Transitioning: Joys and challenges for trans people

Clemence Zamora-Cruz, spokesperson for the association Inter-LGBT, poses during a portrait session in Paris on October 4, 2017. Clemence Zamora-Cruz was just six years old when she realised she wanted to change her gender. It was the start of a journey she said was full of pain. AFP

Clemence Zamora-Cruz was just six years old when she realized she wanted to change her gender.

It was the start of a journey she said was full of pain.

“I was immediately punished,” said Zamora-Cruz, who was born a boy but came out as transgender as a child.

“When you’re identified as a boy but you feel you’re a girl, people seek to normalize you.”

Zamora-Cruz, who was born in Mexico, said she endured spitting, hair pulling and beatings: “For me, this normalization was done through violence.”

She fled to France aged 20, after years of suffering and months of living on the street.

While studying, some professors refused to acknowledge her chosen gender identity and she was once fined for “fraud” when her papers still listed her gender as male.

“The transition never stops,” the long-haired brunette said. “It is the experience of a lifetime.”

A transgender person who is transitioning is shifting into their new gender identity by changing their “physical and sexual characteristics from those associated with their sex at birth,” explains the National Lesbian and Gay Journalists Association in the US.

It can be a complex process that might include surgery and body modification, but not always.

‘Torture’ of surgery

For Zamora-Cruz, now 42 and married, it also meant facing invasive questions about her transition, which she equates to “harassment”.

After years of fighting by the LGBT community, France in October 2016 made it easier for trans people to legally change their gender.

While the official figure of trans people in France is 30,000, activists say there are tens of thousands more.
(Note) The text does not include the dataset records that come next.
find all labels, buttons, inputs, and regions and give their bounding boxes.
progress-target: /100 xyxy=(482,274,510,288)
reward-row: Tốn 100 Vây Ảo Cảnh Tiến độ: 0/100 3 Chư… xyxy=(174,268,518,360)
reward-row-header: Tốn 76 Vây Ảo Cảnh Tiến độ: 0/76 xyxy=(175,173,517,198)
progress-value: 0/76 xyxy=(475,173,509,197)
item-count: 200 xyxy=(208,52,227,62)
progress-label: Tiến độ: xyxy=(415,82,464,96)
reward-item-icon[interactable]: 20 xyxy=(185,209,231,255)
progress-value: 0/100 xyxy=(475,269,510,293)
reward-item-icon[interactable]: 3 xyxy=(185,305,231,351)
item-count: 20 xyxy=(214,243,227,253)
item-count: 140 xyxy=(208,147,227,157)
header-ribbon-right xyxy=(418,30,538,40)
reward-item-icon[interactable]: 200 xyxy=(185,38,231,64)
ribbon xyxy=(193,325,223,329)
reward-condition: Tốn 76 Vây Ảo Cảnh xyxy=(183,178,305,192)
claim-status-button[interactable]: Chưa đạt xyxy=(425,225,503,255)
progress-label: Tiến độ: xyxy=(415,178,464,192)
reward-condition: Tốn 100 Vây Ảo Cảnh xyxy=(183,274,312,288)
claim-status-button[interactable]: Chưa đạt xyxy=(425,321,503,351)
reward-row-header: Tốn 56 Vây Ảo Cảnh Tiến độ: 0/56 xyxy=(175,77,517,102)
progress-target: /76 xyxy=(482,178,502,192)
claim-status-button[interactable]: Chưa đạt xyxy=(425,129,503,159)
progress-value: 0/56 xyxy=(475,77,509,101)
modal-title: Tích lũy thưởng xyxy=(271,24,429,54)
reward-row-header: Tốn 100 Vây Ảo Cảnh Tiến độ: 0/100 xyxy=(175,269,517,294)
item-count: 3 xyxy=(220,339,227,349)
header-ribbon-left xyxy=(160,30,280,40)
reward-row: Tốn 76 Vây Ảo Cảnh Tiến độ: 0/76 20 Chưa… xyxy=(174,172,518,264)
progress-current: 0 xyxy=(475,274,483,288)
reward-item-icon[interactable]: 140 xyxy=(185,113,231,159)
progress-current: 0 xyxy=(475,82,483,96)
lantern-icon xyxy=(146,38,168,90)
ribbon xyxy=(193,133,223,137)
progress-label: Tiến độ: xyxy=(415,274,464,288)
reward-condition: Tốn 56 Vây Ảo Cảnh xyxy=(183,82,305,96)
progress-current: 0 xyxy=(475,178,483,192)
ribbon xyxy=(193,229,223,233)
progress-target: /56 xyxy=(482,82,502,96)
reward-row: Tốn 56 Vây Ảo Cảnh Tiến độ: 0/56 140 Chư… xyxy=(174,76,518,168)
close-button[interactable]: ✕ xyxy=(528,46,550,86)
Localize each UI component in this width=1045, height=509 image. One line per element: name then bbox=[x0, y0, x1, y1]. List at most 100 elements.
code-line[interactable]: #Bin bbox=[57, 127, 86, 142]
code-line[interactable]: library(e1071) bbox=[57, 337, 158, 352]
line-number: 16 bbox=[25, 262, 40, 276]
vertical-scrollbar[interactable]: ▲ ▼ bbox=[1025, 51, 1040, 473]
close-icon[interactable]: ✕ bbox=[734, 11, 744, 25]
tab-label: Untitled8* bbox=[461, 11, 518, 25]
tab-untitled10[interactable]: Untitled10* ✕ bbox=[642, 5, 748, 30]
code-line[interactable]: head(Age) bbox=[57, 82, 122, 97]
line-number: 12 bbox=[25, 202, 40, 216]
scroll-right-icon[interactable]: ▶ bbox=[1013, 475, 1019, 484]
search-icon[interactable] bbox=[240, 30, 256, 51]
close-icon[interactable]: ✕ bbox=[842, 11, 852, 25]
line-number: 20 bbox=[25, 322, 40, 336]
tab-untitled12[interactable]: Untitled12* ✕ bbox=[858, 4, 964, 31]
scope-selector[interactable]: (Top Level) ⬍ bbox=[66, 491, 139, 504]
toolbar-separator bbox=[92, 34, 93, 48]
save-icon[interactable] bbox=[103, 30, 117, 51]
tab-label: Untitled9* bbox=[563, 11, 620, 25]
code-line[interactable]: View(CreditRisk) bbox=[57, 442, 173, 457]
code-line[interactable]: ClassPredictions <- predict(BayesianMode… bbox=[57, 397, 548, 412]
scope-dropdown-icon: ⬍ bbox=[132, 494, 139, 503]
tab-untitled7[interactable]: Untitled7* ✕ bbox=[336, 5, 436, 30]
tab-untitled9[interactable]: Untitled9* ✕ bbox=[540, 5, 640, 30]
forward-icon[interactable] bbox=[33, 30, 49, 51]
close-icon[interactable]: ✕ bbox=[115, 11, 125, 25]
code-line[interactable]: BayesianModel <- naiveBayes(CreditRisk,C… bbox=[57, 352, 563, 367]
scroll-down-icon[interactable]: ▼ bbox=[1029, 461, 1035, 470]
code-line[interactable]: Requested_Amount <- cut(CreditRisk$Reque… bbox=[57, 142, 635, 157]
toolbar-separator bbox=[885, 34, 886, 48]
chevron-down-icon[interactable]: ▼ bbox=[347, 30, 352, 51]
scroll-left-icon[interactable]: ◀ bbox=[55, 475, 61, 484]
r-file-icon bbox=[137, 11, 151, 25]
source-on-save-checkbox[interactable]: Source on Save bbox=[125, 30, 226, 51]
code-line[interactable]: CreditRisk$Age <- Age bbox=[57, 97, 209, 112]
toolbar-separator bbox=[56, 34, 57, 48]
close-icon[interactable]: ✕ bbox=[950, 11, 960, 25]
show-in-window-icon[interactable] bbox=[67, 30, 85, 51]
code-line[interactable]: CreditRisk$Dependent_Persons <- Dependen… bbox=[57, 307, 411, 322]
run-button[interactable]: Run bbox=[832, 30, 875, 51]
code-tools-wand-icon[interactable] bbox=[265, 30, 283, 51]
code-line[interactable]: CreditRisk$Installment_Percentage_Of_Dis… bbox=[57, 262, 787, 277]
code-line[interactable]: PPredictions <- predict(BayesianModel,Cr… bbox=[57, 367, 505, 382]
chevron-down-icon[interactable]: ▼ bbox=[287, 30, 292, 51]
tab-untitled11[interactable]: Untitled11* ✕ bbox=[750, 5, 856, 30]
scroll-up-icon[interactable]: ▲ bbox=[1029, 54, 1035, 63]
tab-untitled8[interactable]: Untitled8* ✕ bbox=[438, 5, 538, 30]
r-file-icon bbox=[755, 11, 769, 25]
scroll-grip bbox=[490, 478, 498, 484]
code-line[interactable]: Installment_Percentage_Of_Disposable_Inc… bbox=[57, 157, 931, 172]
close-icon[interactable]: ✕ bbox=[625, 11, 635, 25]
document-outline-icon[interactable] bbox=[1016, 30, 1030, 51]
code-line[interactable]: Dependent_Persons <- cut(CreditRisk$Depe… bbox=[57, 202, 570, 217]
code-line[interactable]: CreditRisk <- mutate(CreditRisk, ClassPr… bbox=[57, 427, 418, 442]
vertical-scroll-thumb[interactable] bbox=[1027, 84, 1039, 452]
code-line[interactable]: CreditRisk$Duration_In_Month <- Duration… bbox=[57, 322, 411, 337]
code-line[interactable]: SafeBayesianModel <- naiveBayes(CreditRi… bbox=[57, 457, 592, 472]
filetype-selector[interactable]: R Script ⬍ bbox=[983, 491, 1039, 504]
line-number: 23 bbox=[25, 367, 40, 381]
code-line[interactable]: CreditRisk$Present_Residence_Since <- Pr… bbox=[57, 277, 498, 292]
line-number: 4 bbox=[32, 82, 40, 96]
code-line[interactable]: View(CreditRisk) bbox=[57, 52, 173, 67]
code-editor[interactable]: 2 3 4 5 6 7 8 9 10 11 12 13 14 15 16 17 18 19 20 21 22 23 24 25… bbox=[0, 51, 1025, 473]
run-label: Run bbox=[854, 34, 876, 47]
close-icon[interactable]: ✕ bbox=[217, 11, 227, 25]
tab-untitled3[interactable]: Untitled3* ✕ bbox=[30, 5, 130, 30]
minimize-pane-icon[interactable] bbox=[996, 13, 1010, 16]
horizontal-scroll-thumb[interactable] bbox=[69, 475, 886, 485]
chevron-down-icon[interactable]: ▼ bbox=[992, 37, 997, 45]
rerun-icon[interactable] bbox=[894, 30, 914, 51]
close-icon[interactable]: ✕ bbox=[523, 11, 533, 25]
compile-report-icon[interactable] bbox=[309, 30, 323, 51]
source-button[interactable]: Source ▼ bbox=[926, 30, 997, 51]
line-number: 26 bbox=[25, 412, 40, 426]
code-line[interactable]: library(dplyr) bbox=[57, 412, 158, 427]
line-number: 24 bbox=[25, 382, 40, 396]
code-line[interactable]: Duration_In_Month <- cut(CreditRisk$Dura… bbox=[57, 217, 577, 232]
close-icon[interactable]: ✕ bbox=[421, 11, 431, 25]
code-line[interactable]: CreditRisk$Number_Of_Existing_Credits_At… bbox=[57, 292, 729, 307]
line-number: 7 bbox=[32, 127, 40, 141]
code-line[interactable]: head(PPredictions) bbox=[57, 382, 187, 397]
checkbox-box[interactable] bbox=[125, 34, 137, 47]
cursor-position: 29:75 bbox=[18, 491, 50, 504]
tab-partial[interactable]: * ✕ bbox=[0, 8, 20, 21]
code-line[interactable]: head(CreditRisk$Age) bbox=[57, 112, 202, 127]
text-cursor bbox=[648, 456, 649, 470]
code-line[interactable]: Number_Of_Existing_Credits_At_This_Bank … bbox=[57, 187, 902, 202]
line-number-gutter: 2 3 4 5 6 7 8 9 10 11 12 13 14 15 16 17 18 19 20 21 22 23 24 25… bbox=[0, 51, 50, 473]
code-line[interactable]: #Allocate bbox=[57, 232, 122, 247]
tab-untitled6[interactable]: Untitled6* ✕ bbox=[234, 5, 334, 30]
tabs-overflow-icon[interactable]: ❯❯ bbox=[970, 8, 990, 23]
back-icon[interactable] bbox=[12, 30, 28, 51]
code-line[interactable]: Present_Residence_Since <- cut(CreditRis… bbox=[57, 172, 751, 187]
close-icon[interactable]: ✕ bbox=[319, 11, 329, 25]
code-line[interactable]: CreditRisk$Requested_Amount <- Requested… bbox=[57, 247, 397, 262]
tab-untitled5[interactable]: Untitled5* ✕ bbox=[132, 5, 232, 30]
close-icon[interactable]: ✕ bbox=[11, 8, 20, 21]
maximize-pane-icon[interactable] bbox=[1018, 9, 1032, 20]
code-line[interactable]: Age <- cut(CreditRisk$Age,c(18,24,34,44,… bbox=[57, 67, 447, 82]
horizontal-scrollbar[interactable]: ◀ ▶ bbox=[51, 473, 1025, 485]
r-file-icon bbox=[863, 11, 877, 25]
For Christelle, who does not want her last name to be published, it would take 34 years and three suicide attempts to start her journey to transitioning.

“I knew since I was very little,” the French woman said, “but I had to find the courage to talk about it.”

After she came out her wife left and her son stopped talking to her.

Later came the “torture” of surgery.

Electrolysis, a procedure to remove individual hairs from the face for example, made her feel like she was experiencing “thousands of bites” at every session.

In Thailand, her male-to-female gender reassignment surgery to remove her male genitals and create a female anatomy left her in tears daily.

“But I had to go through it in order for me to have a normal personal life,” she said.

‘No other choice’

Christelle, 45, continues to work in the military after her transition and is now happily married to a soldier.

Together they had a child through assisted reproductive technology.

“If I had not gone through a transition, I wouldn’t be here,” Christelle said. “That’s a given.”

Thierry Gallarda, a psychiatrist who specialises in transgender issues, said for many transgender people, the choice to transition is the only viable one.

“If there is one common point in all of these trajectories is the idea of inevitability,” Gallarda said.

“For all of my trans patients, there is no other choice”.

While it brings joy, for certain body types the change can be more difficult.

It is much easier for some transgender people to go through a female-to-male conversion than it is the other way around, endocrinologist Catherine Bremont said.

Testosterone, the hormone given to trans men, for example has a very rapid effect on the hair and voice, making it deeper.

“Whether men are tall, short, bald, hairy, muscular or small, we never question their manhood,” Bremont said.

“But for a woman, there will be required standards”.

It is also easier to transition if you are young and healthy and you are able to afford the required operations.

According to sociologist Arnaud Alessandrin, less than half of trans people go through gender reassignment surgery.

But in their search to discover who they are, they are all likely to suffer discrimination.